The UN body also expresses concern about Section 33 (5) of the 1997 Gambian Constitution. Indeed, Section 33 derogates from the general principle of non-discrimination: the girlchild is discriminated against with respect to education, women are discriminated against in matters pertaining to divorce, which is only permitted under rare circumstances and there is further discrimination against women in inheritance matters. The Committee consequently urges the State party to amend Section 33. In that perspective, FIDH also calls upon Gambia to lift its reservations regarding the Protocol to the African Charter on Human and People’s Rights on the rights of women in Africa concerning notably matrimonial matters (Article 7), the passing on of nationality, harmful traditional practices (Article 5) and the right to inheritance (Article 21).

Violence against women and particularly domestic violence have also been stressed by the UN body, which notes a lack of legislation, policies and programmes addressing these issues. The Committee therefore requests the State party to enact legislation on violence against women. In conformity with its international obligations and pursuant to the Committee’s general recommendation 19, the Gambia must take all appropriate legislative measures to incriminate the different forms of violence against women and bring its perpetrators to justice.

The same recommendation has been made with regards to Female Genital Mutilation (FGM) which remains widespread, especially in rural areas. Unfortunately, the official campaigns led are not forceful enough to reverse this trend. Gambia must take all measures, including the adoption and implementation of legislation, to put an end to the practice of FGM, discourage its proponents and enforce punishments for their perpetrators.

The persistence of patriarchal values and cultural practices undermining the full enjoyment of human rights by women especially in the area of access to education and healthcare are also issues of interest before the Committee.
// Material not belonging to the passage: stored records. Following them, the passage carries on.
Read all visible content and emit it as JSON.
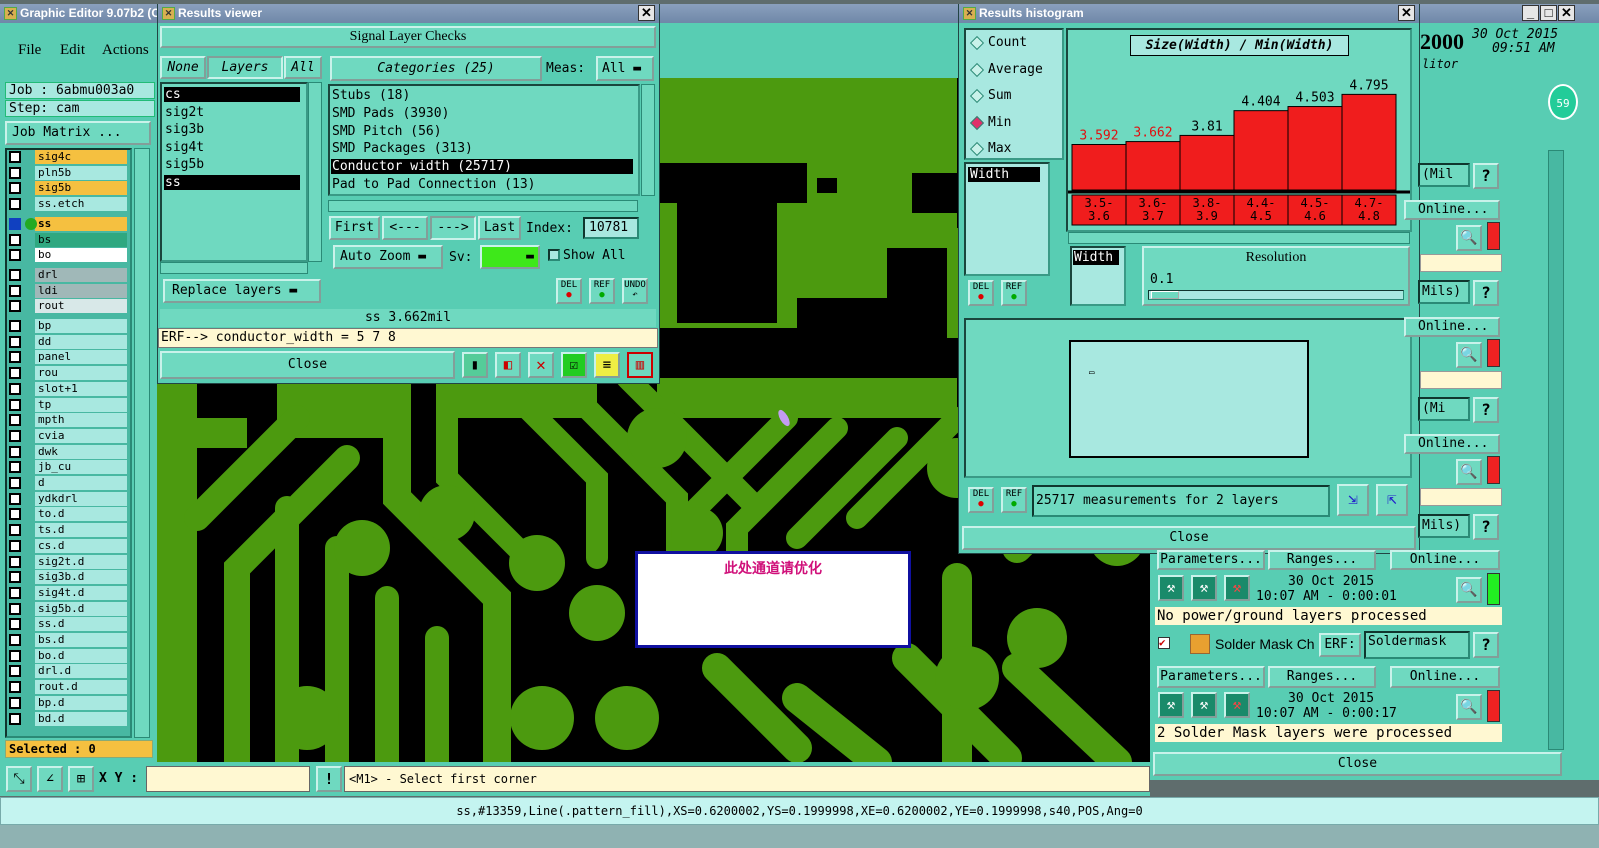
{
  "main": {
    "title": "Graphic Editor 9.07b2 (C",
    "menu": [
      "File",
      "Edit",
      "Actions"
    ],
    "job": "Job : 6abmu003a0",
    "step": "Step: cam",
    "job_matrix": "Job Matrix ...",
    "layers": [
      "sig4c",
      "pln5b",
      "sig5b",
      "ss.etch",
      "ss",
      "bs",
      "bo",
      "drl",
      "ldi",
      "rout",
      "bp",
      "dd",
      "panel",
      "rou",
      "slot+1",
      "tp",
      "mpth",
      "cvia",
      "dwk",
      "jb_cu",
      "d",
      "ydkdrl",
      "to.d",
      "ts.d",
      "cs.d",
      "sig2t.d",
      "sig3b.d",
      "sig4t.d",
      "sig5b.d",
      "ss.d",
      "bs.d",
      "bo.d",
      "drl.d",
      "rout.d",
      "bp.d",
      "bd.d"
    ],
    "selected": "Selected : 0",
    "xy_label": "X Y :",
    "prompt": "<M1> - Select first corner",
    "status": "ss,#13359,Line(.pattern_fill),XS=0.6200002,YS=0.1999998,XE=0.6200002,YE=0.1999998,s40,POS,Ang=0",
    "date_right": "30 Oct 2015",
    "time_right": "09:51 AM",
    "brand_right": "2000",
    "ditor": "litor",
    "badge": "59",
    "annotation": "此处通道请优化"
  },
  "results_viewer": {
    "title": "Results viewer",
    "heading": "Signal Layer Checks",
    "tab_none": "None",
    "tab_layers": "Layers",
    "tab_all": "All",
    "layer_list": [
      "cs",
      "sig2t",
      "sig3b",
      "sig4t",
      "sig5b",
      "ss"
    ],
    "categories_label": "Categories (25)",
    "meas_label": "Meas:",
    "meas_value": "All",
    "categories": [
      "Stubs (18)",
      "SMD Pads (3930)",
      "SMD Pitch (56)",
      "SMD Packages (313)",
      "Conductor width (25717)",
      "Pad to Pad Connection (13)"
    ],
    "first": "First",
    "prev": "<---",
    "next": "--->",
    "last": "Last",
    "index_label": "Index:",
    "index_value": "10781",
    "auto_zoom": "Auto Zoom",
    "sv_label": "Sv:",
    "show_all": "Show All",
    "replace_layers": "Replace layers",
    "del": "DEL",
    "ref": "REF",
    "undo": "UNDO",
    "measurement": "ss 3.662mil",
    "erf": "ERF--> conductor_width = 5 7 8",
    "close": "Close"
  },
  "histogram": {
    "title": "Results histogram",
    "options": [
      "Count",
      "Average",
      "Sum",
      "Min",
      "Max"
    ],
    "selected_option": "Min",
    "chart_title": "Size(Width) / Min(Width)",
    "width_item": "Width",
    "width_item2": "Width",
    "resolution_label": "Resolution",
    "resolution_value": "0.1",
    "summary": "25717 measurements for 2 layers",
    "del": "DEL",
    "ref": "REF",
    "close": "Close",
    "bar_colors": {
      "low": "#e01010",
      "normal": "#000000",
      "fill": "#f01d1d"
    }
  },
  "chart_data": {
    "type": "bar",
    "title": "Size(Width) / Min(Width)",
    "categories": [
      "3.5-\n3.6",
      "3.6-\n3.7",
      "3.8-\n3.9",
      "4.4-\n4.5",
      "4.5-\n4.6",
      "4.7-\n4.8"
    ],
    "category_labels": [
      "3.5-3.6",
      "3.6-3.7",
      "3.8-3.9",
      "4.4-4.5",
      "4.5-4.6",
      "4.7-4.8"
    ],
    "values": [
      3.592,
      3.662,
      3.81,
      4.404,
      4.503,
      4.795
    ],
    "value_labels": [
      "3.592",
      "3.662",
      "3.81",
      "4.404",
      "4.503",
      "4.795"
    ],
    "red_values": [
      true,
      true,
      false,
      false,
      false,
      false
    ],
    "ylim": [
      2.5,
      4.9
    ]
  },
  "right_panel": {
    "rows": [
      {
        "label": "(Mil",
        "has_q": true
      },
      {
        "label": "Online..."
      },
      {
        "label": "Mils)"
      },
      {
        "label": "Online..."
      },
      {
        "label": "(Mi"
      },
      {
        "label": "Online..."
      },
      {
        "label": "Mils)"
      }
    ],
    "parameters": "Parameters...",
    "ranges": "Ranges...",
    "online": "Online...",
    "date1": "30 Oct 2015",
    "time1": "10:07 AM - 0:00:01",
    "msg1": "No power/ground layers processed",
    "solder_label": "Solder Mask Ch",
    "erf_label": "ERF:",
    "erf_value": "Soldermask",
    "date2": "30 Oct 2015",
    "time2": "10:07 AM - 0:00:17",
    "msg2": "2 Solder Mask layers were processed",
    "close": "Close",
    "q": "?"
  }
}
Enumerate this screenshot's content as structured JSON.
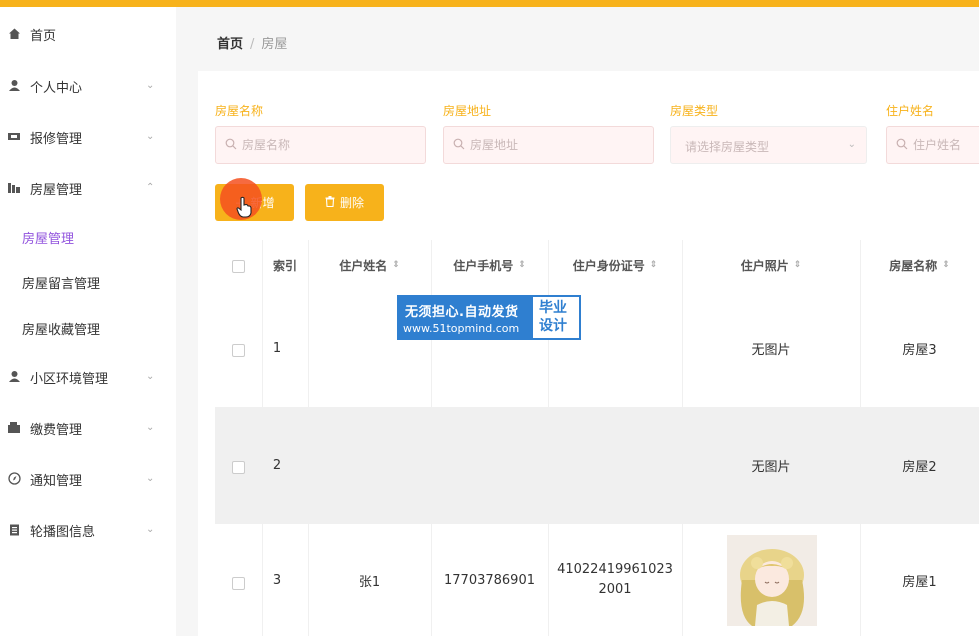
{
  "colors": {
    "accent": "#f7b21b",
    "active_menu": "#9254de",
    "watermark_blue": "#2f7fd0"
  },
  "sidebar": {
    "items": [
      {
        "label": "首页",
        "icon": "home-icon",
        "has_arrow": false
      },
      {
        "label": "个人中心",
        "icon": "user-icon",
        "has_arrow": true
      },
      {
        "label": "报修管理",
        "icon": "tools-icon",
        "has_arrow": true
      },
      {
        "label": "房屋管理",
        "icon": "building-icon",
        "has_arrow": true,
        "expanded": true
      },
      {
        "label": "小区环境管理",
        "icon": "user-icon",
        "has_arrow": true
      },
      {
        "label": "缴费管理",
        "icon": "wallet-icon",
        "has_arrow": true
      },
      {
        "label": "通知管理",
        "icon": "compass-icon",
        "has_arrow": true
      },
      {
        "label": "轮播图信息",
        "icon": "clipboard-icon",
        "has_arrow": true
      }
    ],
    "submenu": [
      {
        "label": "房屋管理",
        "active": true
      },
      {
        "label": "房屋留言管理",
        "active": false
      },
      {
        "label": "房屋收藏管理",
        "active": false
      }
    ]
  },
  "breadcrumb": {
    "home": "首页",
    "separator": "/",
    "current": "房屋"
  },
  "search": {
    "house_name": {
      "label": "房屋名称",
      "placeholder": "房屋名称"
    },
    "house_address": {
      "label": "房屋地址",
      "placeholder": "房屋地址"
    },
    "house_type": {
      "label": "房屋类型",
      "placeholder": "请选择房屋类型"
    },
    "tenant_name": {
      "label": "住户姓名",
      "placeholder": "住户姓名"
    }
  },
  "buttons": {
    "add": "新增",
    "delete": "删除"
  },
  "table": {
    "columns": [
      "索引",
      "住户姓名",
      "住户手机号",
      "住户身份证号",
      "住户照片",
      "房屋名称"
    ],
    "rows": [
      {
        "index": "1",
        "name": "",
        "phone": "",
        "id_number": "",
        "photo": "无图片",
        "house": "房屋3"
      },
      {
        "index": "2",
        "name": "",
        "phone": "",
        "id_number": "",
        "photo": "无图片",
        "house": "房屋2"
      },
      {
        "index": "3",
        "name": "张1",
        "phone": "17703786901",
        "id_number_line1": "41022419961023",
        "id_number_line2": "2001",
        "photo": "",
        "house": "房屋1"
      }
    ]
  },
  "watermark": {
    "line1": "无须担心.自动发货",
    "line2": "www.51topmind.com",
    "right1": "毕业",
    "right2": "设计"
  }
}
It is our Federation’s position that Gambia should take real steps to sensitise its constituents on women’s rights and change the subservient and oftentimes negative image of women in society.

The Committee acknowledges efforts made concerning women’s political representation; however in spite of the elections of women at national and local levels, the level of representation in public and political life and in decision-making positions remains low. The Committee encourages the Gambian Government to take all measures including temporary special measures to accelerate the increase in the representation of women at all levels of leadership.

Finally, the Committee regrets the insufficency of statistical data to assess the impact of measures implemented thus far and the progress made towards the elimination of discrimination against women. This was the case for the situation of women in the labour market, particularly in the informal sector. The Committee therefore urges the State to ensure equal opportunity for men and women in the labour market via temporary special measures and subsequent detailed reporting in its upcoming report.

FIDH reiterates that Gambia has to conform with all of CEDAW provisions. We therefore urge Gambian authorities to fully enforce all recommendations made by the Committee and to report upon progress made on the important issue of women’s rights in its next periodic report due in May 2006.